Jason Healey said Cáceres was not entirely wrong to criticize this more conservative stance. He served as senior cybersecurity strategist at the U.S. Cybersecurity and Infrastructure Security Agency until February. He responded to Cáceres’s Cyberhawk thesis by citing the disruption trilemma, an idea proposed by researcher Lennart Maschmeyer in a 2021 paper: Hacking operations must choose between intensity, speed, and control. . Even in the earlier, more aggressive years, U.S. Cyber Command tended to increase control and prioritize it over other variables, Healey said. But he noted that there may actually be targets — such as ransomware gangs or hackers working for Russia’s unrestricted GRU military intelligence agency — that might need to reset those dials. “With these targets,” Healy said, “you can really let the hounds loose.”
P4x is dead, long live P4x
As for Caceres himself, he said he has no objection to a conservative approach by U.S. hacking agencies to limit their damage or protect civilians — as long as they take action. “First it’s conservative,” he said, “and then it’s fucking.”
Regarding the argument that more aggressive cyberattacks will lead to escalation and counterattacks by foreign hackers, Cáceres pointed to attacks that these foreign hackers are already conducting. For example, ransomware group AlphV launched a catastrophic attack on Change Healthcare in February that disabled the medical claims platform of hundreds of healthcare providers and hospitals and was as devastating to civilians as any cyberattack. “Escalation has occurred,” Caceres said. “We did nothing and their behavior continued to escalate.”
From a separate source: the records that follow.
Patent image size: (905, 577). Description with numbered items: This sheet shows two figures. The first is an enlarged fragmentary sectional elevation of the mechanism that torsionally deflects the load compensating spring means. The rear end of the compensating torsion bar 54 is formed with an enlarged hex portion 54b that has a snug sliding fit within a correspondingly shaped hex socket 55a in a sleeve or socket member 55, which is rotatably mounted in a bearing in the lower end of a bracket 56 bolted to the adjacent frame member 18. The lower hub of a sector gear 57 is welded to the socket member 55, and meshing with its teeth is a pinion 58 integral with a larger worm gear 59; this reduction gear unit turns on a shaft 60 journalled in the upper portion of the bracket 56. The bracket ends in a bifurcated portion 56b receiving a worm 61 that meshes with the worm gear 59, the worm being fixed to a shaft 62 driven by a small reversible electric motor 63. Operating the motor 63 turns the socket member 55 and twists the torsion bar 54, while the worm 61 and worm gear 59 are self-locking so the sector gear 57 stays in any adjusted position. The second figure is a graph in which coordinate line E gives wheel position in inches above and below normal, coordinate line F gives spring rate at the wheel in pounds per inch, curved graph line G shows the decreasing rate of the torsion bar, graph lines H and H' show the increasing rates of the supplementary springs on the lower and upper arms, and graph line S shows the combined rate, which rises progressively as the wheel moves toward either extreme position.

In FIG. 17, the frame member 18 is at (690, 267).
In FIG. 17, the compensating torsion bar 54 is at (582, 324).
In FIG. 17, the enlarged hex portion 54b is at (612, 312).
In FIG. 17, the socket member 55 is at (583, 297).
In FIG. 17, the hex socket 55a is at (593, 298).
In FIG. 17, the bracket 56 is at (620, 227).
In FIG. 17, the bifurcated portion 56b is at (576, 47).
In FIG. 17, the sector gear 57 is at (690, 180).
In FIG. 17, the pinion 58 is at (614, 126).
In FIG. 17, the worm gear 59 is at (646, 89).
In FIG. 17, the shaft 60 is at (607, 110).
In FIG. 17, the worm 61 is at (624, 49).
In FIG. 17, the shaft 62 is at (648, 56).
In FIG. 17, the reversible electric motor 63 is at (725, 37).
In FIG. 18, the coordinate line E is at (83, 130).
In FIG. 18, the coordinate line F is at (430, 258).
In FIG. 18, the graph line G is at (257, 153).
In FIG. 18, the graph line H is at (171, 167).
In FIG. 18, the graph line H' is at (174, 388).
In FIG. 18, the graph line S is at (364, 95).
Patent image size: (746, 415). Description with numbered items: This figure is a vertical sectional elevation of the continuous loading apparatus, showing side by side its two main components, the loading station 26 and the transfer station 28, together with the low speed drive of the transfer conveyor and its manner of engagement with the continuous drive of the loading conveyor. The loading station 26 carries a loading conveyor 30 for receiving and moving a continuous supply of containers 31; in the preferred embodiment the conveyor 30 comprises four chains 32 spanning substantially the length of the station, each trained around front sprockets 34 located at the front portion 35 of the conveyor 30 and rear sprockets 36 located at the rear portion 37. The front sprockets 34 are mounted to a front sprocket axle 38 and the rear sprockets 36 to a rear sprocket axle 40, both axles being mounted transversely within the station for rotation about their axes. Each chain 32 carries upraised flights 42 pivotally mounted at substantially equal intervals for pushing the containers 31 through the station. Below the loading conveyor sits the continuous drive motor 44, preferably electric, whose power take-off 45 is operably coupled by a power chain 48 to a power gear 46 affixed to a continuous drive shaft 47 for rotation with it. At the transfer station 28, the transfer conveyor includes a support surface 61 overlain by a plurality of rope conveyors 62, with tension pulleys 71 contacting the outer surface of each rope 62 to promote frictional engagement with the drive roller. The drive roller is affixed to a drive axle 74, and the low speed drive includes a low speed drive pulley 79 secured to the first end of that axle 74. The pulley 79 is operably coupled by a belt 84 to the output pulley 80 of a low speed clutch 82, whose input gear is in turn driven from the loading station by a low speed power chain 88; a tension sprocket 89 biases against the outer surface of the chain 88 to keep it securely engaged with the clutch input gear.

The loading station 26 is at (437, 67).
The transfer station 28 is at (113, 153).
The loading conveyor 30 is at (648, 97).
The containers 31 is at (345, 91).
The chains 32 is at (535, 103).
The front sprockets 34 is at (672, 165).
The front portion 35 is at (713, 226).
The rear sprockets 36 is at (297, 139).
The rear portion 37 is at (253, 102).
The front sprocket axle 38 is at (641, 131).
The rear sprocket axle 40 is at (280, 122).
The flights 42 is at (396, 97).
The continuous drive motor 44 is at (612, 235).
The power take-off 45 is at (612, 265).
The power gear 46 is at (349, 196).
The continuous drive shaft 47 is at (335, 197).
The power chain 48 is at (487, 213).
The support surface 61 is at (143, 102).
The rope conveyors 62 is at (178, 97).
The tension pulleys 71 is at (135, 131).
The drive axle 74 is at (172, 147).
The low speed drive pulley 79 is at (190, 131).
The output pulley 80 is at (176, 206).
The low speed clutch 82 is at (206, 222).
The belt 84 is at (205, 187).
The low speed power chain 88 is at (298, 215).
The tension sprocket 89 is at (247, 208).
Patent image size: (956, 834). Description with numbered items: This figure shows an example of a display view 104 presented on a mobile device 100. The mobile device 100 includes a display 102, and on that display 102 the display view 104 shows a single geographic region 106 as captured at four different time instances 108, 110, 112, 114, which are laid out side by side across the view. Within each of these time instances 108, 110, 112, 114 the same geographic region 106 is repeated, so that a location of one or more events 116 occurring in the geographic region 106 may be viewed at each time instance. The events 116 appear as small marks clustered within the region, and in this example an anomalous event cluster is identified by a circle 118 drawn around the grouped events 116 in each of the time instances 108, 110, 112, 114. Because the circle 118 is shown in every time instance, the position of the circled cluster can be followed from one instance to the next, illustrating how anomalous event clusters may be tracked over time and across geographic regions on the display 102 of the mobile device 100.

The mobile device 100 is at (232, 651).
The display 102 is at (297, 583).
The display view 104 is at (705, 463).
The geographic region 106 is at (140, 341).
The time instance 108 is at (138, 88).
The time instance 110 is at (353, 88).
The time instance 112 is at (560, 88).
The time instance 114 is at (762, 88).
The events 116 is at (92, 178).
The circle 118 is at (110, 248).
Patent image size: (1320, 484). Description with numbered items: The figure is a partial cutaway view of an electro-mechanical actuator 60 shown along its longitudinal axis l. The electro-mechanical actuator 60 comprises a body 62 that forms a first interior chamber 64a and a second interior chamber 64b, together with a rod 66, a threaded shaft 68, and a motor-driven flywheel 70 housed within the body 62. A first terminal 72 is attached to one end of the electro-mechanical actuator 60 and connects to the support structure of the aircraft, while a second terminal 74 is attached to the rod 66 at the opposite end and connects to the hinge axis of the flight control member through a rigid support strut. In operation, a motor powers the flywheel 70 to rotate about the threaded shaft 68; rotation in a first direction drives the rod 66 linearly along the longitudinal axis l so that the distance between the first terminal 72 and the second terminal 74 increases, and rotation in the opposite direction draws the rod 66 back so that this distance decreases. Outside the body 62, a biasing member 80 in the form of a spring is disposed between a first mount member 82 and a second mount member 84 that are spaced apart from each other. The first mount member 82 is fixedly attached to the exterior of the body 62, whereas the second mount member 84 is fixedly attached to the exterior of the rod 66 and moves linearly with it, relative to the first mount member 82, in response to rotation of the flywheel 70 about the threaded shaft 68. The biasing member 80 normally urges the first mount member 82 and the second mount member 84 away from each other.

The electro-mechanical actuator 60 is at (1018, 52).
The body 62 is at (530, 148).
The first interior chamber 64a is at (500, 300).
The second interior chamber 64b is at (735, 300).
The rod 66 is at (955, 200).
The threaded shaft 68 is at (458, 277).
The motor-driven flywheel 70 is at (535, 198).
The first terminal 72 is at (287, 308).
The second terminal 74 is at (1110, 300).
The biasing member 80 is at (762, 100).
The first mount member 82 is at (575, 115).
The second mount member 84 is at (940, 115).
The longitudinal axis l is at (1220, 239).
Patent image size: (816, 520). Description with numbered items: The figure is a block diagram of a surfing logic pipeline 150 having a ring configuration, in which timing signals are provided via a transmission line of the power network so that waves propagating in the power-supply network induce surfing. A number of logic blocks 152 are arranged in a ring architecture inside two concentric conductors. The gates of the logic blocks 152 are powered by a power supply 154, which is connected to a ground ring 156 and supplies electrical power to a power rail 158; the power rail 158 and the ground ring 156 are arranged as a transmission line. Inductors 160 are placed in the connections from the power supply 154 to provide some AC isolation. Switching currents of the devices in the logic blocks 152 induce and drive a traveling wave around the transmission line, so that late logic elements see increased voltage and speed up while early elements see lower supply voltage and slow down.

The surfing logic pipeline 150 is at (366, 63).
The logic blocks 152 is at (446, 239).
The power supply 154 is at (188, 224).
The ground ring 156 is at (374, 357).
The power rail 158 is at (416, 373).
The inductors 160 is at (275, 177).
Caceres said he hasn’t completely given up on convincing someone in the U.S. government to adopt his more cautious approach. In a sense, giving up his P4x account and revealing his real name was his last-ditch effort to attract the attention of the U.S. government and restart dialogue.
But he also said he wouldn’t wait for Pentagon approval before going ahead with his approach. “If I had continued to do it alone, or just with a few people I trusted, I could have progressed much faster,” he said. “I can screw up for people who deserve it, and I don’t have to report it to anyone.”
In other words, the P4x controller may be dead. But P4x’s cyber warfare doctrine remains.